The digital turn in media anthropology signals the growing importance of digital media technologies in contemporary sociocultural, political and economic processes. This panel recognizes the digital turn as a paradigm shift in the anthropological study of media, and aims to foreground three important streams of exploration that constitute new directions in the anthropology of media.

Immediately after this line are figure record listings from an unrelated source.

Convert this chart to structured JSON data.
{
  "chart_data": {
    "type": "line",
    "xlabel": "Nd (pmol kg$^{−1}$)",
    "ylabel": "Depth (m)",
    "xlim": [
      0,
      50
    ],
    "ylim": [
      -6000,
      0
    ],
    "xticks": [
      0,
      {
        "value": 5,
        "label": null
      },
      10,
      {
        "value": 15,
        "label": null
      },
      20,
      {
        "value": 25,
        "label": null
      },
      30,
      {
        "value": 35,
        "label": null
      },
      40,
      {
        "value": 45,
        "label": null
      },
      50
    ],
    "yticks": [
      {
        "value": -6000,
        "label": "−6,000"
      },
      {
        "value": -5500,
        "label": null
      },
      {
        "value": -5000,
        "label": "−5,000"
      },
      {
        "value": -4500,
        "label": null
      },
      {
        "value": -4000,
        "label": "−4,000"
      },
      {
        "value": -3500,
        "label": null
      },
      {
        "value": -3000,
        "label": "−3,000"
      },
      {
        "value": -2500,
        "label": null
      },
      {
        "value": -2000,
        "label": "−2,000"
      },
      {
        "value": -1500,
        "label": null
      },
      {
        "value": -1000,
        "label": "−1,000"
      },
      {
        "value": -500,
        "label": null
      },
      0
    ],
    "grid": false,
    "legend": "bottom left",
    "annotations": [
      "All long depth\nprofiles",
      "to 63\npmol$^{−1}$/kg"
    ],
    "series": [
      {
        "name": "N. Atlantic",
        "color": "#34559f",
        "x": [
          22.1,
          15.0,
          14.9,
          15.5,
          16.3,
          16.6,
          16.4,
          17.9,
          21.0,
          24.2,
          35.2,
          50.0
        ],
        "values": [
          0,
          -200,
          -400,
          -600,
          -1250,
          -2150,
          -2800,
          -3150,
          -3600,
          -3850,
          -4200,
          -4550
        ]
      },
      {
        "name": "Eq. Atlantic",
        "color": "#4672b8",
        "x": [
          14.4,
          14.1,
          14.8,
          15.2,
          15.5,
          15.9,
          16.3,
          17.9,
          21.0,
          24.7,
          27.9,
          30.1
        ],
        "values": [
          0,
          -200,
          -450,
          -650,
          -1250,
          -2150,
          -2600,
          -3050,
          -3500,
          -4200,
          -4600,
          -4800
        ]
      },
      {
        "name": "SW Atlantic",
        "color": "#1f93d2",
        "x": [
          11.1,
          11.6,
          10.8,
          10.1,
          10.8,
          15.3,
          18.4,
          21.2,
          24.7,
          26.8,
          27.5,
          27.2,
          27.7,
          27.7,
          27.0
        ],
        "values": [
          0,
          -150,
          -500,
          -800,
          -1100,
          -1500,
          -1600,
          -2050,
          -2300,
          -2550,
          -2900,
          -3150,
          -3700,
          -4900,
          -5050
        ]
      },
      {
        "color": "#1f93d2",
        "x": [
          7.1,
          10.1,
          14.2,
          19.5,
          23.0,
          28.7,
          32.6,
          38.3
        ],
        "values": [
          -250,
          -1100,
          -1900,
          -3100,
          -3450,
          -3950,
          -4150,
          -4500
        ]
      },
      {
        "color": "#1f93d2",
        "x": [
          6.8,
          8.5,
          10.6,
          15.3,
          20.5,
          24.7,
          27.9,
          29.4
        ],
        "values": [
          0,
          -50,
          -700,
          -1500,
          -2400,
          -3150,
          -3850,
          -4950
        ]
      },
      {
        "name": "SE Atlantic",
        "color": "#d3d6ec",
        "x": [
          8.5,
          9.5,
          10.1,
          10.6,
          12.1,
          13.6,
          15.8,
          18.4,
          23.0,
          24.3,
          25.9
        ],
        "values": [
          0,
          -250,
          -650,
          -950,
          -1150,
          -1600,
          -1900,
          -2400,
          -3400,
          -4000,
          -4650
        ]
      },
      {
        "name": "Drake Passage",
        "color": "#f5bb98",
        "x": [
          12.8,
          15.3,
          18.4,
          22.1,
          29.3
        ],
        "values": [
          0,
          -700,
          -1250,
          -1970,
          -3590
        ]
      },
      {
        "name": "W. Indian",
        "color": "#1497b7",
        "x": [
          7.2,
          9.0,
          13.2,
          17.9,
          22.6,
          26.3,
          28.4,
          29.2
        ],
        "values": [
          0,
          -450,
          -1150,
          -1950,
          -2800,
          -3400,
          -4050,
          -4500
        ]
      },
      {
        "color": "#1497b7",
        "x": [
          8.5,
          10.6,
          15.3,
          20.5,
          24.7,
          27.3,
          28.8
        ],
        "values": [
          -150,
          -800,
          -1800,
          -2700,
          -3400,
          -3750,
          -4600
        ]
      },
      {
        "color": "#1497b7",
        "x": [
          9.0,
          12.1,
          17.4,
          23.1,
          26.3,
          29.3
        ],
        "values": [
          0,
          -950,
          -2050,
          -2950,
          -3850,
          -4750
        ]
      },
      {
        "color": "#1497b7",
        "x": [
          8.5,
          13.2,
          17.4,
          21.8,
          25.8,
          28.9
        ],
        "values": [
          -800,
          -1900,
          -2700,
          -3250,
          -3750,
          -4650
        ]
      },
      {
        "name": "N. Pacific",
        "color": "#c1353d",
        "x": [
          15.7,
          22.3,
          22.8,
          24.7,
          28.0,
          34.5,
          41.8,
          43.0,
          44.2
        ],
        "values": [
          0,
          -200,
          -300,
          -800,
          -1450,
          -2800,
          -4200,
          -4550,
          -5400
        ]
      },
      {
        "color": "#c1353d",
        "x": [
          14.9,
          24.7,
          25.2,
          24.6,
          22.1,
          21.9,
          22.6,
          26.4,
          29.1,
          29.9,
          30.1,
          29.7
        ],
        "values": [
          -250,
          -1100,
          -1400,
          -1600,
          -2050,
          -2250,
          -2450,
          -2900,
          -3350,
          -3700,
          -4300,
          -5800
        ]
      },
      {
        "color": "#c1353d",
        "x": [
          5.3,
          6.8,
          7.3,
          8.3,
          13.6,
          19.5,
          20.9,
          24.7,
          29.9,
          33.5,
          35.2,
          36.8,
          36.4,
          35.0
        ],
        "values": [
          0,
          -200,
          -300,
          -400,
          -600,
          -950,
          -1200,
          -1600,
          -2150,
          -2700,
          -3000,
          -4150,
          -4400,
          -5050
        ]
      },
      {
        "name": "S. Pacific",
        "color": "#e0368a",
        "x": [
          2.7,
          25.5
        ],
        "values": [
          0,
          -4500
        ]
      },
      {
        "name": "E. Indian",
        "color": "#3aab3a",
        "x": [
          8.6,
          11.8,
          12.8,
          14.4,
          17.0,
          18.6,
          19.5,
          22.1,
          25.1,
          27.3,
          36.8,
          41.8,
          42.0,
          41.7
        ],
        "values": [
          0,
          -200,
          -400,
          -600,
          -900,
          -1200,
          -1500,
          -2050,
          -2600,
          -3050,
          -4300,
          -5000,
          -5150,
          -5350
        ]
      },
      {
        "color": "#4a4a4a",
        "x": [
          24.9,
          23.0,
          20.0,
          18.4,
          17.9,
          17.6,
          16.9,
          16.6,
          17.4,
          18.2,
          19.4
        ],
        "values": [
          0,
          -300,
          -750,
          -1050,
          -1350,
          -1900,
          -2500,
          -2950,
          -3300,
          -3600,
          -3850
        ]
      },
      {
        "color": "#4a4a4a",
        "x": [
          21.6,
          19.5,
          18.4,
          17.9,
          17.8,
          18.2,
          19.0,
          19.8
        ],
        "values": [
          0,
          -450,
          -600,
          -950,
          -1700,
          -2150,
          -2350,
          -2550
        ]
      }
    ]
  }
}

The rise of online vitriol against vulnerable communities has punctured euphoric pronouncements about digital media as a radical enabler of grassroots democracy. A significant aspect of digital extreme speech is gender based violence in digital environments. Beyond the specific instances of online violence, gendering media anthropology remains a crucial and broader area of intervention. Similarly, different forms of digital visualities have accentuated the materialities that constitute everyday digital experiences and their varied cultural ramifications. Charting the three directions as gendering digital media, materialities of digital visualities and online extreme speech, this panel aims to push further the ethnographic knowledge into the role that digital media play in people's everyday life and broader sociopolitical transformations.

We invite ethnographic and/or theoretical papers that focus either on

(1) the gendered dimension of digital practices and introduce innovative theoretical insights into the relationship between gender and the digital;

(2) extreme speech and online vitriol aimed at refugees, migrants, sexual minorities and other vulnerable communities, but online extreme speech as also a means for political contestation;

(3) material dimensions of digital visualities as constituting features of new ways of communication and interaction.